Healthwise founder Don Kemper is an idea machine. His ideas come fast, are diverse, and some people might find it intimidating that he comes up with so many good ones. Even his employees say that “Don does the big innovations; we do the smaller creative stuff.” Kemper has found that he’s typically five to ten years ahead of his organization, let alone his industry. But some worry that his organization might depend upon him too much: the danger of “idea central.”
What can an organization do to encourage more people to come up with new ideas and not depend upon a single person or a key people to come up with (most of the) new ideas? A few thoughts:
Make sure the organization is “porous”–that ideas can flow side to side and up and down.
Try to reduce “silos” and divisions among units to find ways that people can interact informally.
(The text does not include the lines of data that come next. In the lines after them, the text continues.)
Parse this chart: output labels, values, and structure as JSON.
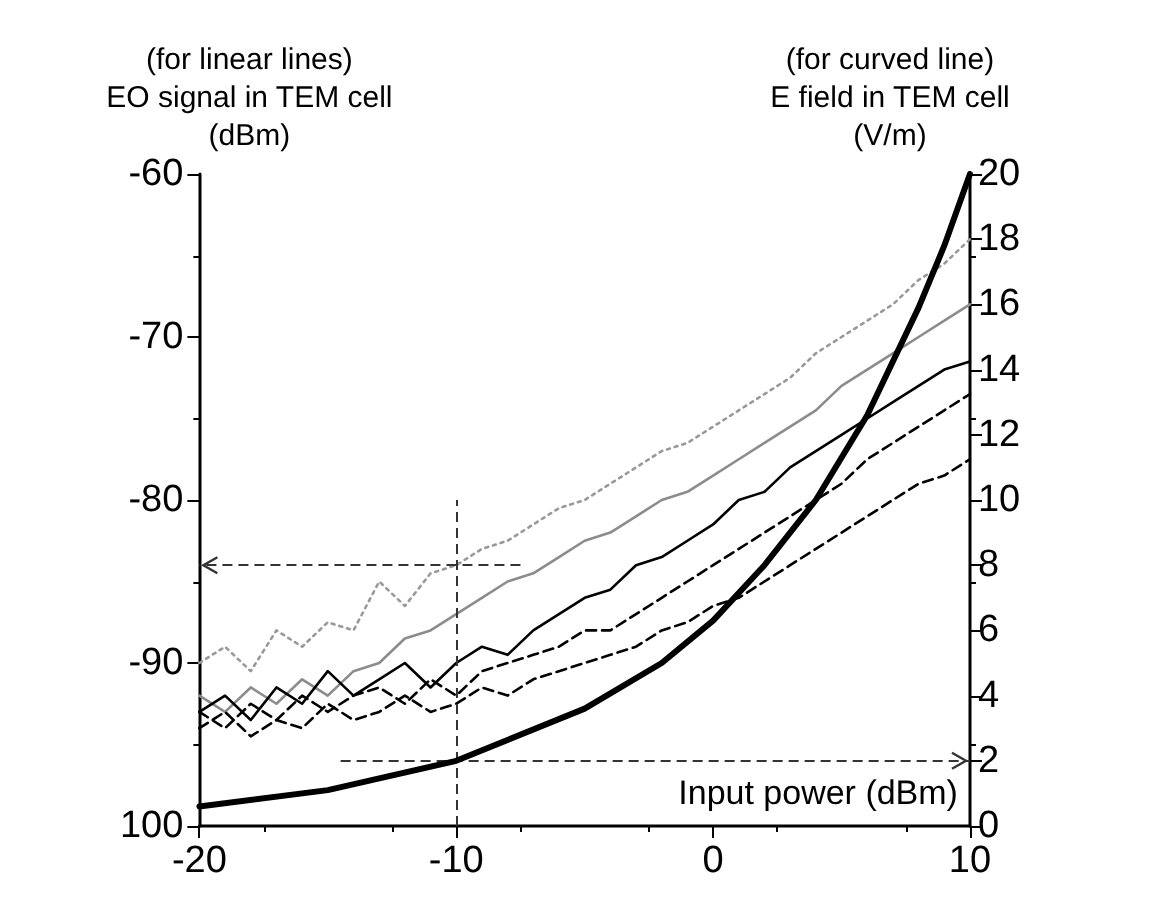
{
  "chart_data": {
    "type": "line",
    "ylabel": "(for linear lines)\nEO signal in TEM cell\n(dBm)",
    "y2label": "(for curved line)\nE field in TEM cell\n(V/m)",
    "xlabel": "Input power (dBm)",
    "x": [
      -20,
      -19,
      -18,
      -17,
      -16,
      -15,
      -14,
      -13,
      -12,
      -11,
      -10,
      -9,
      -8,
      -7,
      -6,
      -5,
      -4,
      -3,
      -2,
      -1,
      0,
      1,
      2,
      3,
      4,
      5,
      6,
      7,
      8,
      9,
      10
    ],
    "series": [
      {
        "color": "#999999",
        "line_style": "dotted",
        "values": [
          -90,
          -89,
          -90.5,
          -88,
          -89,
          -87.5,
          -88,
          -85,
          -86.5,
          -84.5,
          -84,
          -83,
          -82.5,
          -81.5,
          -80.5,
          -80,
          -79,
          -78,
          -77,
          -76.5,
          -75.5,
          -74.5,
          -73.5,
          -72.5,
          -71,
          -70,
          -69,
          -68,
          -66.5,
          -65.5,
          -64
        ]
      },
      {
        "color": "#8c8c8c",
        "line_style": "solid",
        "values": [
          -92,
          -93,
          -91.5,
          -92.5,
          -91,
          -92,
          -90.5,
          -90,
          -88.5,
          -88,
          -87,
          -86,
          -85,
          -84.5,
          -83.5,
          -82.5,
          -82,
          -81,
          -80,
          -79.5,
          -78.5,
          -77.5,
          -76.5,
          -75.5,
          -74.5,
          -73,
          -72,
          -71,
          -70,
          -69,
          -68
        ]
      },
      {
        "color": "#000000",
        "line_style": "solid",
        "values": [
          -93,
          -92,
          -93.5,
          -91.5,
          -92.5,
          -90.5,
          -92,
          -91,
          -90,
          -91.5,
          -90,
          -89,
          -89.5,
          -88,
          -87,
          -86,
          -85.5,
          -84,
          -83.5,
          -82.5,
          -81.5,
          -80,
          -79.5,
          -78,
          -77,
          -76,
          -75,
          -74,
          -73,
          -72,
          -71.5
        ]
      },
      {
        "color": "#000000",
        "line_style": "dashed",
        "values": [
          -93,
          -94,
          -92.5,
          -93.5,
          -92,
          -93,
          -92,
          -91.5,
          -92.5,
          -91,
          -92,
          -90.5,
          -90,
          -89.5,
          -89,
          -88,
          -88,
          -87,
          -86,
          -85,
          -84,
          -83,
          -82,
          -81,
          -80,
          -79,
          -77.5,
          -76.5,
          -75.5,
          -74.5,
          -73.5
        ]
      },
      {
        "color": "#000000",
        "line_style": "dashed",
        "values": [
          -94,
          -93,
          -94.5,
          -93.5,
          -94,
          -92.5,
          -93.5,
          -93,
          -92,
          -93,
          -92.5,
          -91.5,
          -92,
          -91,
          -90.5,
          -90,
          -89.5,
          -89,
          -88,
          -87.5,
          -86.5,
          -86,
          -85,
          -84,
          -83,
          -82,
          -81,
          -80,
          -79,
          -78.5,
          -77.5
        ]
      },
      {
        "color": "#000000",
        "line_style": "solid",
        "axis": "y2",
        "x": [
          -20,
          -15,
          -10,
          -5,
          -2,
          0,
          2,
          4,
          6,
          8,
          9,
          10
        ],
        "values": [
          0.6,
          1.1,
          2,
          3.6,
          5,
          6.3,
          8,
          10,
          12.6,
          15.9,
          17.8,
          20
        ]
      }
    ],
    "xlim": [
      -20,
      10
    ],
    "xticks": [
      -20,
      -10,
      0,
      10
    ],
    "ylim": [
      -100,
      -60
    ],
    "yticks": [
      {
        "value": -100,
        "label": "100"
      },
      -90,
      -80,
      -70,
      -60
    ],
    "y2lim": [
      0,
      20
    ],
    "y2ticks": [
      0,
      2,
      4,
      6,
      8,
      10,
      12,
      14,
      16,
      18,
      20
    ],
    "ref_lines": [
      {
        "axis": "x",
        "value": -10,
        "line_style": "dashed",
        "color": "#333333"
      },
      {
        "axis": "y",
        "value": -84,
        "line_style": "dashed",
        "color": "#333333"
      },
      {
        "axis": "y2",
        "value": 2,
        "line_style": "dashed",
        "color": "#333333"
      }
    ],
    "grid": false,
    "marker": "none"
  }
}
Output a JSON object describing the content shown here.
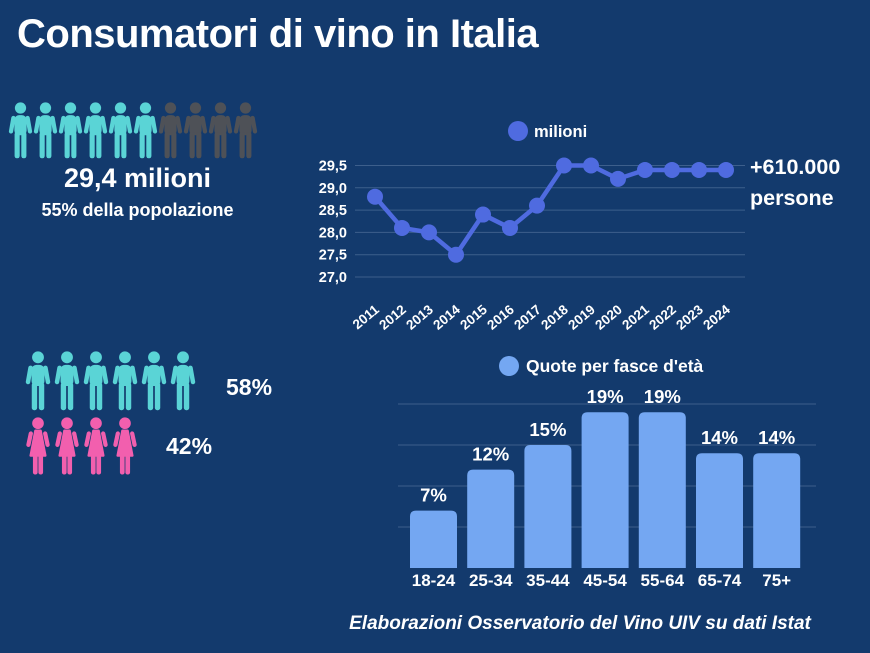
{
  "page": {
    "title": "Consumatori di vino in Italia",
    "footer": "Elaborazioni Osservatorio del Vino UIV su dati Istat"
  },
  "colors": {
    "background": "#133a6d",
    "teal_person": "#5ad4d6",
    "gray_person": "#4e5157",
    "pink_person": "#f25fae",
    "line_blue": "#4f6be0",
    "bar_blue": "#74a7f2",
    "text": "#ffffff",
    "gridline": "rgba(186,208,235,0.25)"
  },
  "population_stat": {
    "icons_total": 10,
    "icons_highlighted": 6,
    "value": "29,4 milioni",
    "share": "55% della popolazione"
  },
  "annotation": {
    "line1": "+610.000",
    "line2": "persone"
  },
  "gender_split": {
    "male": {
      "icons": 6,
      "label": "58%"
    },
    "female": {
      "icons": 4,
      "label": "42%"
    }
  },
  "chart_data": [
    {
      "type": "line",
      "legend": "milioni",
      "x": [
        "2011",
        "2012",
        "2013",
        "2014",
        "2015",
        "2016",
        "2017",
        "2018",
        "2019",
        "2020",
        "2021",
        "2022",
        "2023",
        "2024"
      ],
      "values": [
        28.8,
        28.1,
        28.0,
        27.5,
        28.4,
        28.1,
        28.6,
        29.5,
        29.5,
        29.2,
        29.4,
        29.4,
        29.4,
        29.4
      ],
      "ylim": [
        27.0,
        29.5
      ],
      "ytick_step": 0.5,
      "ytick_labels": [
        "27,0",
        "27,5",
        "28,0",
        "28,5",
        "29,0",
        "29,5"
      ],
      "grid": true,
      "legend_position": "top"
    },
    {
      "type": "bar",
      "legend": "Quote per fasce d'età",
      "categories": [
        "18-24",
        "25-34",
        "35-44",
        "45-54",
        "55-64",
        "65-74",
        "75+"
      ],
      "values": [
        7,
        12,
        15,
        19,
        19,
        14,
        14
      ],
      "value_labels": [
        "7%",
        "12%",
        "15%",
        "19%",
        "19%",
        "14%",
        "14%"
      ],
      "ylim": [
        0,
        20
      ],
      "grid_step": 5,
      "grid": true,
      "legend_position": "top"
    }
  ]
}
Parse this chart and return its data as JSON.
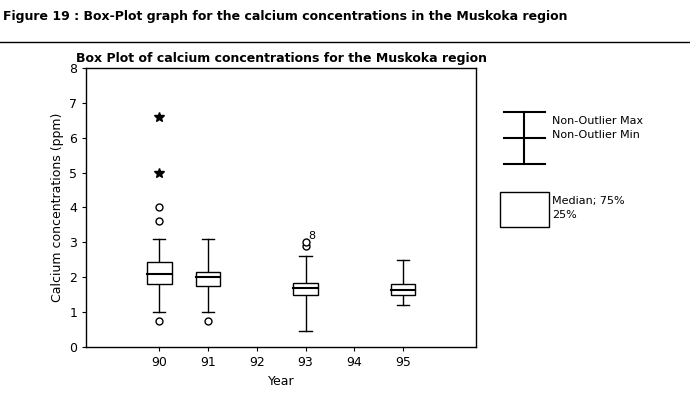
{
  "figure_title": "Figure 19 : Box-Plot graph for the calcium concentrations in the Muskoka region",
  "chart_title": "Box Plot of calcium concentrations for the Muskoka region",
  "xlabel": "Year",
  "ylabel": "Calcium concentrations (ppm)",
  "ylim": [
    0,
    8
  ],
  "yticks": [
    0,
    1,
    2,
    3,
    4,
    5,
    6,
    7,
    8
  ],
  "xtick_positions": [
    90,
    91,
    92,
    93,
    94,
    95
  ],
  "xtick_labels": [
    "90",
    "91",
    "92",
    "93",
    "94",
    "95"
  ],
  "boxes": [
    {
      "x": 90,
      "q1": 1.8,
      "median": 2.1,
      "q3": 2.45,
      "whisker_low": 1.0,
      "whisker_high": 3.1,
      "outliers_circle": [
        0.75,
        3.6,
        4.0
      ],
      "outliers_star": [
        5.0,
        6.6
      ]
    },
    {
      "x": 91,
      "q1": 1.75,
      "median": 2.0,
      "q3": 2.15,
      "whisker_low": 1.0,
      "whisker_high": 3.1,
      "outliers_circle": [
        0.75
      ],
      "outliers_star": []
    },
    {
      "x": 93,
      "q1": 1.5,
      "median": 1.7,
      "q3": 1.85,
      "whisker_low": 0.45,
      "whisker_high": 2.6,
      "outliers_circle": [
        2.9,
        3.0
      ],
      "outliers_star": [],
      "label_outlier": "8"
    },
    {
      "x": 95,
      "q1": 1.5,
      "median": 1.65,
      "q3": 1.8,
      "whisker_low": 1.2,
      "whisker_high": 2.5,
      "outliers_circle": [],
      "outliers_star": []
    }
  ],
  "box_width": 0.5,
  "box_color": "white",
  "box_edgecolor": "black",
  "median_color": "black",
  "whisker_color": "black",
  "cap_color": "black",
  "outlier_circle_color": "black",
  "outlier_star_color": "black",
  "background_color": "white",
  "xlim": [
    88.5,
    96.5
  ],
  "fig_title_fontsize": 9,
  "chart_title_fontsize": 9,
  "axis_label_fontsize": 9,
  "tick_fontsize": 9
}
Healthwise has a large open entry they use for informal monthly gatherings but people also “bump into” one another coming and going. People from different levels and departments meet by accident and often, when they chat, they often come up with ideas across their departments.
Use the whole pigeon
In Vietnam, honored guest are often invited for dinner. When the meal includes pigeon, the most honored guest receives the best part–the head! While Americans might not think this is so great, in Vietnam, they eat the whole pigeon, including feet and head and beak. Nothing is wasted. If we apply this idea to organizations, that means that you should probably consider, at least initially, any and all ideas. THEN later decide if they are delectable.